More from MLB.com/BlueJays.com, as Gregor Chisholm tells us to keep our eyes on Conner Greene, and that Andy Burns’ strong spring has likely earned him an eventual call-up. Gregor also stresses the importance of JA Happ and Marco Estrada eating innings for the Jays, and talks extensively with John Gibbons about pitching depth. Meanwhile, Mike Rosenbaum gives us five questions with Rowdy Tellez, and looks specifically at the prospects remaining in the Jays’ system.
“They’ve got to have short memories and nerves of steel,” says John Gibbons about closers — a role he has, of course, yet to say that Drew Storen will be occupying this year *COUGH* — according to Ken Fidlin in the National Post.
Back to the Toronto Sun and Bob Elliott, where he tells us about Russell Martin’s painful transition to catching (in his second year as a Dodger), about Robinzon “traded for Jose Bautista” Diaz’s return to the Mattick Complex in Dunedin last week, and about Bautista holding court with reporters on myriad topics as camp winds down — an annual tradition.
A great story from Brendan Kennedy of the Toronto Star, as he looks at how a big league bat gets made — and, specifically, one made in Carleton Place, Ontario, like the ones Miguel Cabrera uses, by the Ontario Maple Bat Corporation (aka the “Sam Bat,” named after the company’s founder, Sam Holman).
Elsewhere at the Star we’ve got several from the purple pen of Rosie DiManno. She tells us that John Gibbons better not stumble out of the gate, that RA Dickey is about more than just baseball, about the versatility of Andy Burns, the never-give-up story of Chris Colabello, and how Troy Tulowitzki is happy being out of the spotlight on the Jays’ veteran-rich roster.

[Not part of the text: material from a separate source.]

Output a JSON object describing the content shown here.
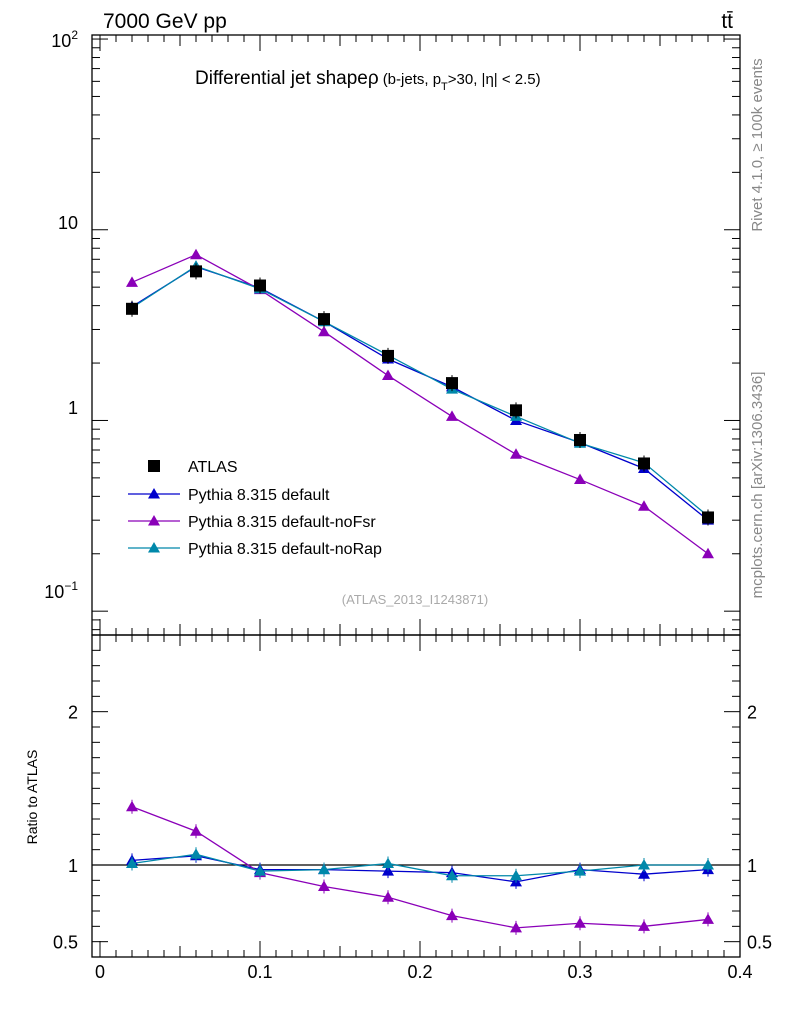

Interesting stuff, as always, from FanGraphs, as they give us visualization of defensive projections for every team in the big leagues (hint: the Jays are strong up the middle), and Rob Arthur of FiveThirtyEight (and, as we learned the other week, a statistical consultant for the Jays!) joins their FanGraphs Audio podcast.
Tim Healey of Sports On Earth looks at the Jays as a case study in prospecting, with the once-huge pedigrees of Justin Smoak and now Jesus Montero competing, and behind, the unheralded Chris Colabello and Edwin Encarnacion.
Lyle Spencer of MLB.com looks at how the Blue Jays and the Kansas City Royals ended up 1-2 in a whole lot of clutch hitting stats last season — something I’d mostly, though not entirely, have to attribute (at least in the Jays’ case) to the fact that they were simply really good at hitting, regardless of the situation.
Jake Sinclair of Bluebird Banter wonders if anybody else is excited about Ryan Goins, which… not really? He suggests that Goins could even be an interesting trade piece for the Jays at mid-season, give the lack of playable middle infielders with his kind of glove, and the Jays’ reluctance to move more prospects, which… maybe? I won’t rule it out, but I’m still not ready to buy Goins’ second half at the plate (which was really more of a relatively short burst than a whole half season).
Keegan Matheson of Jays Journal looks at DJ Davis, who is facing a make-or-break season as his prospect status hangs in the balance, one figures.
At the Blue Jay Hunter, Ian takes a look at the (surprising?) evolution from John Gibbons, Hillenbrand-fighter, into the lovable Gibby. (I always thought Gibbers was pretty much the greatest — didn’t everybody??)(Oh… right.)
Great stuff from Grant Robertson of the Globe and Mail, as he talks to and tells us about Josue Peley, the Blue Jays’ first official translator under new MLB rules requiring that each club have someone to translate Spanish.
Lastly, how’s this for a weird one? Perhaps because the Jays are set to head to Montreal this weekend to face the Red Sox, Nick Cafardo of the Boston Globe pulls out a humdinger of a rumour involving Montreal that never came to fruition: that at one point when Jim Beattie was running the Expos (1995-2001), he offered Pedro Martinez and Vladimir Guerrero to the Yankees for Derek Jeter. Evidently the Yankees said no. (Beattie, it should be noted, is currently a scout for the Blue Jays — somebody find him and ask him about it!)